Berliner Mietspiegel/Abschlag bei atypischen Mieterbelastungen
§ 2 Abs. 1 Satz 1 Nr. 2 MHG
Leitsatz
häufig von der Redaktion verfasst
Berliner Mietspiegel/Abschlag bei atypischen Mieterbelastungen; Berliner Mietspiegel/Orientierungshilfe; Berliner Mietspiegel/Abschlag bei atypischen Mieterleistungen; Mieterleistungen/Abschlag von Spannenwerten; Spannenwerte/Abschlag bei atypischen Mieterleistungen
Leitsatz
häufig von der Redaktion verfasst
Atypische Abwälzungen von Vermieterleistungen auf den Mieter beeinflussen die ortsübliche Miete.
Aus den Gründen
Wortlaut des Gerichts
An sich sind per Saldo drei Merkmalsgruppen positiv. Entgegen § 536 BGB sind jedoch auf die Bekl. in einer atypischen Weise einige Vermieterleistungen abgewälzt, nämlich durch den auch jetzt noch zwischen den Parteien praktizierten Vertragspassus: "Ersatz von verbrauchten Jalousiegurten, elektr. Kochplatten, Backofenheizkörpern und Koch- und Lichtschaltern gehen zu Lasten des Mieters." Das ist nicht durch eine Formularklausel, sondern in einem individuell geschriebenen Text vereinbart und daher wirksam. Es ist aus dem Grunde eine atypische Mieterbelastung, weil für die Bekl. keine Kostenobergrenze bestimmt ist. Als Formularklausel (AGB) wär der Text deshalb gemäß §§ 9, 28 Abs. 2 AGBG nichtig (vgl. OLG Stuttgart NJW 1988, 1150).
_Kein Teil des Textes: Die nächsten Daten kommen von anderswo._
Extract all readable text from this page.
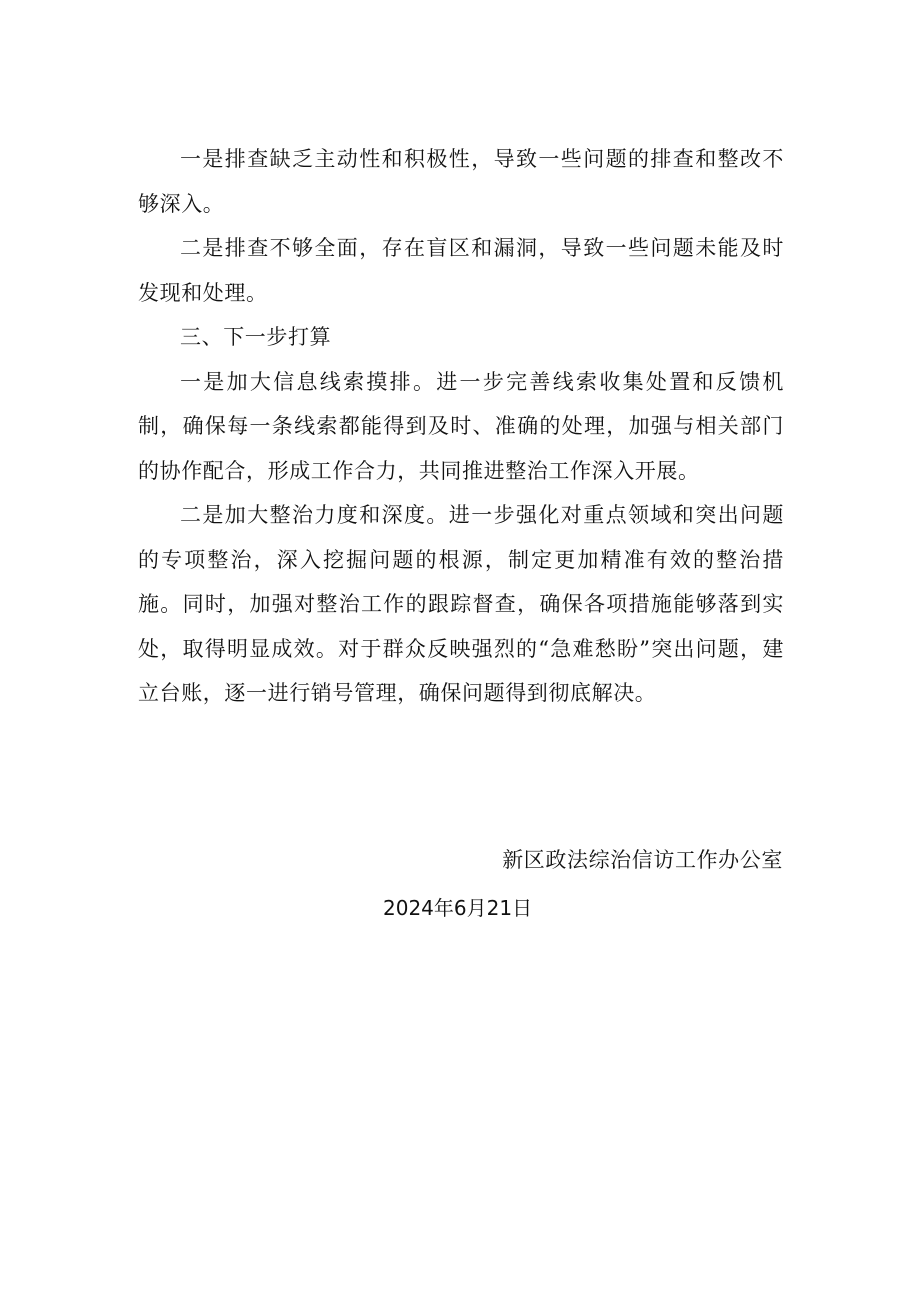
一是排查缺乏主动性和积极性，导致一些问题的排查和整改不够深入。

二是排查不够全面，存在盲区和漏洞，导致一些问题未能及时发现和处理。

三、下一步打算

一是加大信息线索摸排。进一步完善线索收集处置和反馈机制，确保每一条线索都能得到及时、准确的处理，加强与相关部门的协作配合，形成工作合力，共同推进整治工作深入开展。

二是加大整治力度和深度。进一步强化对重点领域和突出问题的专项整治，深入挖掘问题的根源，制定更加精准有效的整治措施。同时，加强对整治工作的跟踪督查，确保各项措施能够落到实处，取得明显成效。对于群众反映强烈的“急难愁盼”突出问题，建立台账，逐一进行销号管理，确保问题得到彻底解决。

新区政法综治信访工作办公室
2024年6月21日
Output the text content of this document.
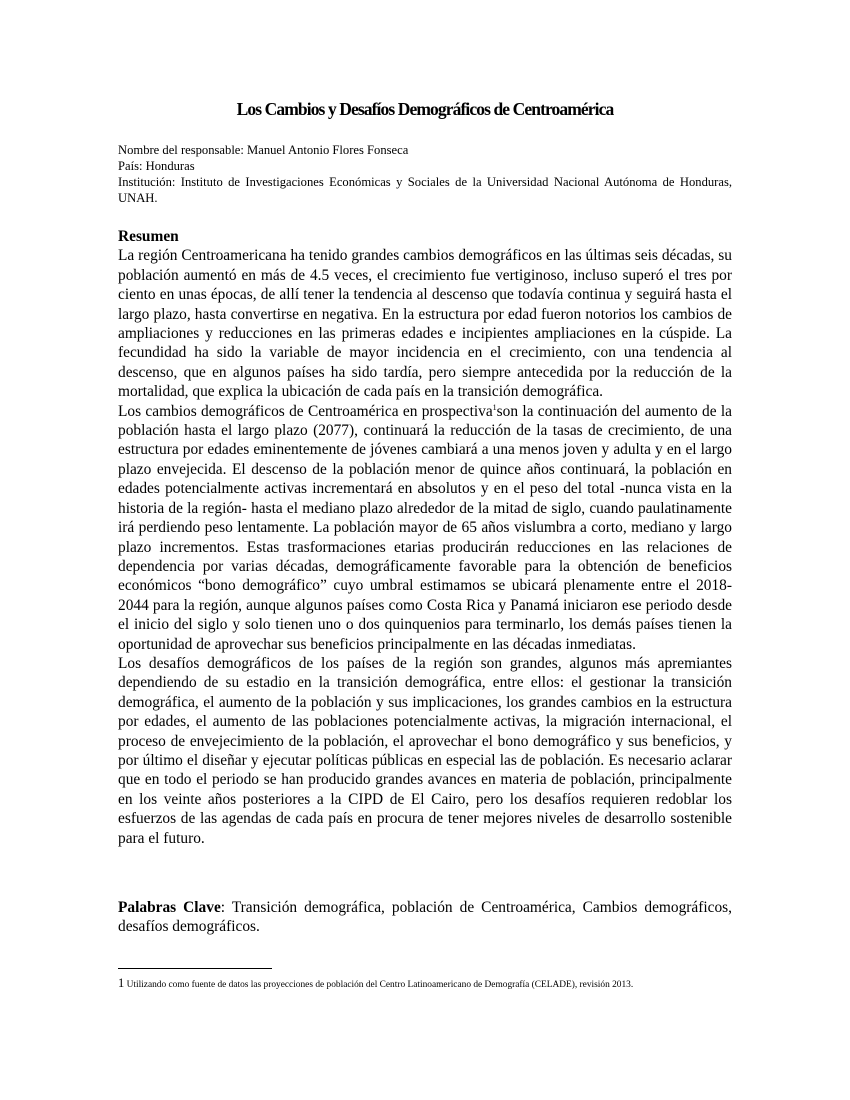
Los Cambios y Desafíos Demográficos de Centroamérica
Nombre del responsable: Manuel Antonio Flores Fonseca
País: Honduras
Institución: Instituto de Investigaciones Económicas y Sociales de la Universidad Nacional Autónoma de Honduras, UNAH.
Resumen

La región Centroamericana ha tenido grandes cambios demográficos en las últimas seis décadas, su población aumentó en más de 4.5 veces, el crecimiento fue vertiginoso, incluso superó el tres por ciento en unas épocas, de allí tener la tendencia al descenso que todavía continua y seguirá hasta el largo plazo, hasta convertirse en negativa. En la estructura por edad fueron notorios los cambios de ampliaciones y reducciones en las primeras edades e incipientes ampliaciones en la cúspide. La fecundidad ha sido la variable de mayor incidencia en el crecimiento, con una tendencia al descenso, que en algunos países ha sido tardía, pero siempre antecedida por la reducción de la mortalidad, que explica la ubicación de cada país en la transición demográfica.

Los cambios demográficos de Centroamérica en prospectiva$^1$son la continuación del aumento de la población hasta el largo plazo (2077), continuará la reducción de la tasas de crecimiento, de una estructura por edades eminentemente de jóvenes cambiará a una menos joven y adulta y en el largo plazo envejecida. El descenso de la población menor de quince años continuará, la población en edades potencialmente activas incrementará en absolutos y en el peso del total -nunca vista en la historia de la región- hasta el mediano plazo alrededor de la mitad de siglo, cuando paulatinamente irá perdiendo peso lentamente. La población mayor de 65 años vislumbra a corto, mediano y largo plazo incrementos. Estas trasformaciones etarias producirán reducciones en las relaciones de dependencia por varias décadas, demográficamente favorable para la obtención de beneficios económicos “bono demográfico” cuyo umbral estimamos se ubicará plenamente entre el 2018-2044 para la región, aunque algunos países como Costa Rica y Panamá iniciaron ese periodo desde el inicio del siglo y solo tienen uno o dos quinquenios para terminarlo, los demás países tienen la oportunidad de aprovechar sus beneficios principalmente en las décadas inmediatas.

Los desafíos demográficos de los países de la región son grandes, algunos más apremiantes dependiendo de su estadio en la transición demográfica, entre ellos: el gestionar la transición demográfica, el aumento de la población y sus implicaciones, los grandes cambios en la estructura por edades, el aumento de las poblaciones potencialmente activas, la migración internacional, el proceso de envejecimiento de la población, el aprovechar el bono demográfico y sus beneficios, y por último el diseñar y ejecutar políticas públicas en especial las de población. Es necesario aclarar que en todo el periodo se han producido grandes avances en materia de población, principalmente en los veinte años posteriores a la CIPD de El Cairo, pero los desafíos requieren redoblar los esfuerzos de las agendas de cada país en procura de tener mejores niveles de desarrollo sostenible para el futuro.

Palabras Clave: Transición demográfica, población de Centroamérica, Cambios demográficos, desafíos demográficos.
1 Utilizando como fuente de datos las proyecciones de población del Centro Latinoamericano de Demografía (CELADE), revisión 2013.
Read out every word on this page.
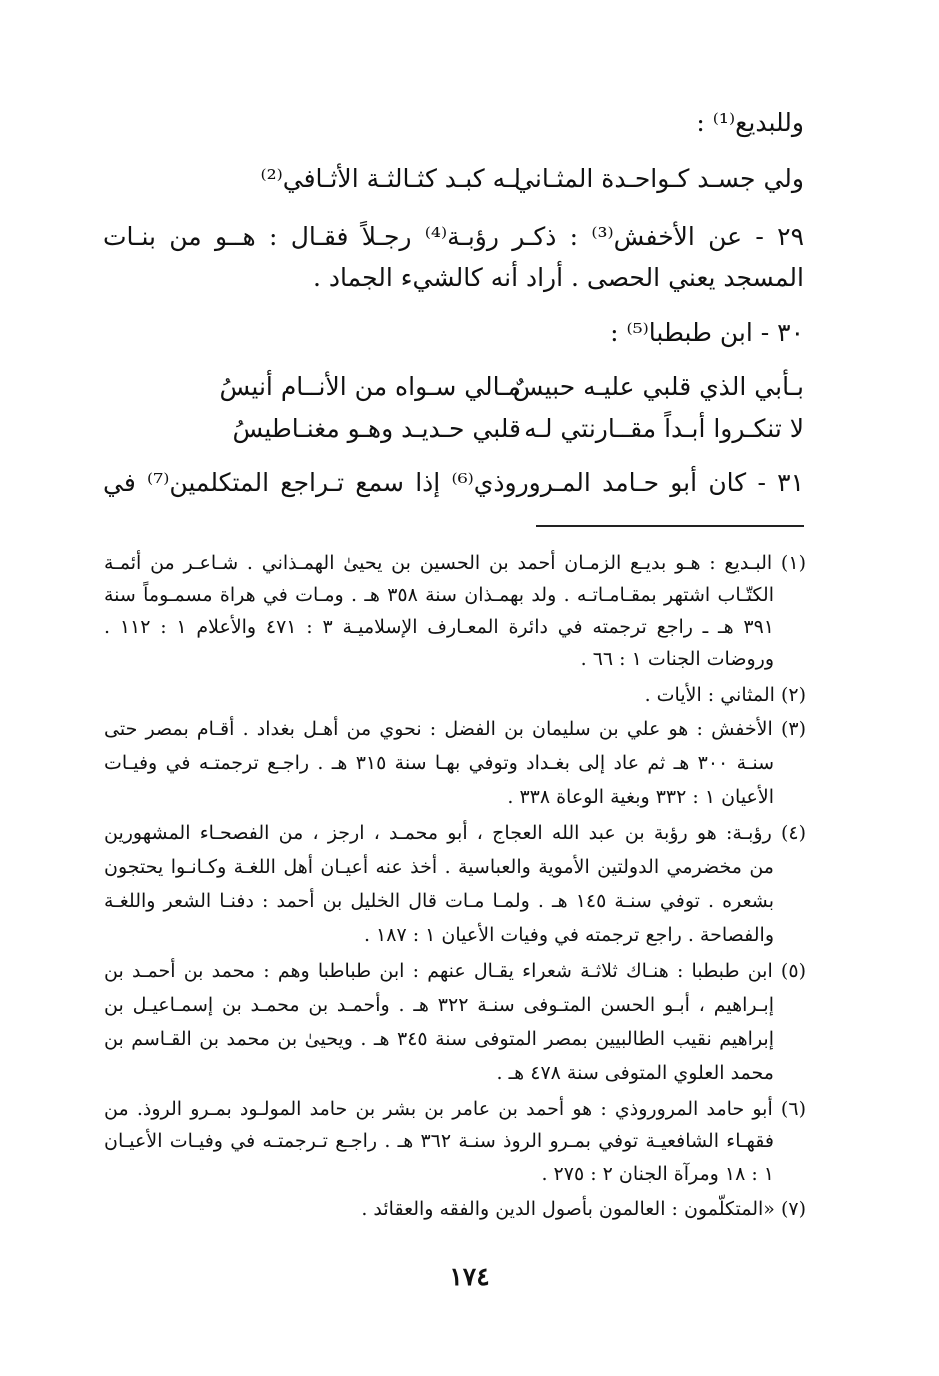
وللبديع⁽¹⁾ :
ولي جسـد كـواحـدة المثـاني
لـه كبـد كثـالثـة الأثـافي⁽²⁾
٢٩ - عن الأخفش⁽³⁾ : ذكـر رؤبـة⁽⁴⁾ رجـلاً فقـال : هــو من بنـات
المسجد يعني الحصى . أراد أنه كالشيء الجماد .
٣٠ - ابن طبطبا⁽⁵⁾ :
بـأبي الذي قلبي عليـه حبيسٌ
مـالي سـواه من الأنــام أنيسُ
لا تنكـروا أبـداً مقــارنتي لـه
قلبي حـديـد وهـو مغنـاطيسُ
٣١ - كان أبو حـامد المـروروذي⁽⁶⁾ إذا سمع تـراجع المتكلمين⁽⁷⁾ في
(١) البـديع : هـو بديـع الزمـان أحمد بن الحسين بن يحيىٰ الهمـذاني . شـاعـر من أئمـة
الكتّـاب اشتهر بمقـامـاتـه . ولد بهمـذان سنة ٣٥٨ هـ . ومـات في هراة مسمـوماً سنة
٣٩١ هـ ـ راجع ترجمته في دائرة المعـارف الإسلاميـة ٣ : ٤٧١ والأعلام ١ : ١١٢ .
وروضات الجنات ١ : ٦٦ .
(٢) المثاني : الأيات .
(٣) الأخفش : هو علي بن سليمان بن الفضل : نحوي من أهـل بغداد . أقـام بمصر حتى
سنـة ٣٠٠ هـ ثم عاد إلى بغـداد وتوفي بهـا سنة ٣١٥ هـ . راجـع ترجمتـه في وفيـات
الأعيان ١ : ٣٣٢ وبغية الوعاة ٣٣٨ .
(٤) رؤبـة: هو رؤبة بن عبد الله العجاج ، أبو محمـد ، ارجز ، من الفصحـاء المشهورين
من مخضرمي الدولتين الأموية والعباسية . أخذ عنه أعيـان أهل اللغـة وكـانـوا يحتجون
بشعره . توفي سنـة ١٤٥ هـ . ولمـا مـات قال الخليل بن أحمد : دفنـا الشعر واللغـة
والفصاحة . راجع ترجمته في وفيات الأعيان ١ : ١٨٧ .
(٥) ابن طبطبا : هنـاك ثلاثـة شعراء يقـال عنهم : ابن طباطبا وهم : محمد بن أحمـد بن
إبـراهيم ، أبـو الحسن المتـوفى سنـة ٣٢٢ هـ . وأحمـد بن محمـد بن إسمـاعيـل بن
إبراهيم نقيب الطالبيين بمصر المتوفى سنة ٣٤٥ هـ . ويحيىٰ بن محمد بن القـاسم بن
محمد العلوي المتوفى سنة ٤٧٨ هـ .
(٦) أبو حامد المروروذي : هو أحمد بن عامر بن بشر بن حامد المولـود بمـرو الروذ. من
فقهـاء الشافعيـة توفي بمـرو الروذ سنـة ٣٦٢ هـ . راجـع تـرجمتـه في وفيـات الأعيـان
١ : ١٨ ومرآة الجنان ٢ : ٢٧٥ .
(٧) «المتكلّمون : العالمون بأصول الدين والفقه والعقائد .
١٧٤
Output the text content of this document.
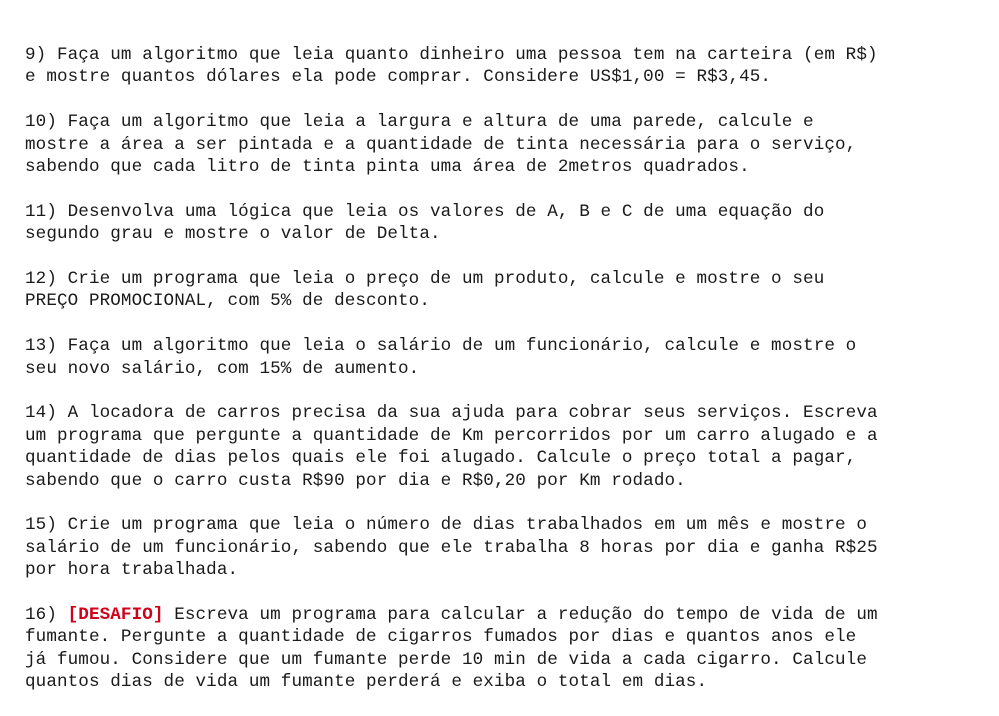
9) Faça um algoritmo que leia quanto dinheiro uma pessoa tem na carteira (em R$)
e mostre quantos dólares ela pode comprar. Considere US$1,00 = R$3,45.
10) Faça um algoritmo que leia a largura e altura de uma parede, calcule e
mostre a área a ser pintada e a quantidade de tinta necessária para o serviço,
sabendo que cada litro de tinta pinta uma área de 2metros quadrados.
11) Desenvolva uma lógica que leia os valores de A, B e C de uma equação do
segundo grau e mostre o valor de Delta.
12) Crie um programa que leia o preço de um produto, calcule e mostre o seu
PREÇO PROMOCIONAL, com 5% de desconto.
13) Faça um algoritmo que leia o salário de um funcionário, calcule e mostre o
seu novo salário, com 15% de aumento.
14) A locadora de carros precisa da sua ajuda para cobrar seus serviços. Escreva
um programa que pergunte a quantidade de Km percorridos por um carro alugado e a
quantidade de dias pelos quais ele foi alugado. Calcule o preço total a pagar,
sabendo que o carro custa R$90 por dia e R$0,20 por Km rodado.
15) Crie um programa que leia o número de dias trabalhados em um mês e mostre o
salário de um funcionário, sabendo que ele trabalha 8 horas por dia e ganha R$25
por hora trabalhada.
16) [DESAFIO] Escreva um programa para calcular a redução do tempo de vida de um
fumante. Pergunte a quantidade de cigarros fumados por dias e quantos anos ele
já fumou. Considere que um fumante perde 10 min de vida a cada cigarro. Calcule
quantos dias de vida um fumante perderá e exiba o total em dias.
Diese Sonderbelastung der Bekl. mit einigen Vermieterleistungen begründete es bis zum 31. Dezember 1987, gemäß § 2 Abs. 2 S. 2 AMVOB des § 2 MHG und des Berliner Altbaumietspiegels, Z. 5 "Mietenbegriff ...", letzter Satz, einen "angemessenen Abschlag vorzunehmen". Diesen angemessenen Abschlag schätzt der Richter auf die Hälfte der Mietenspanne, welche einer Merkmalsgruppe entspricht; also auf 10 % innerhalb der Spanne zwischen Mittelwert und Höchstwert.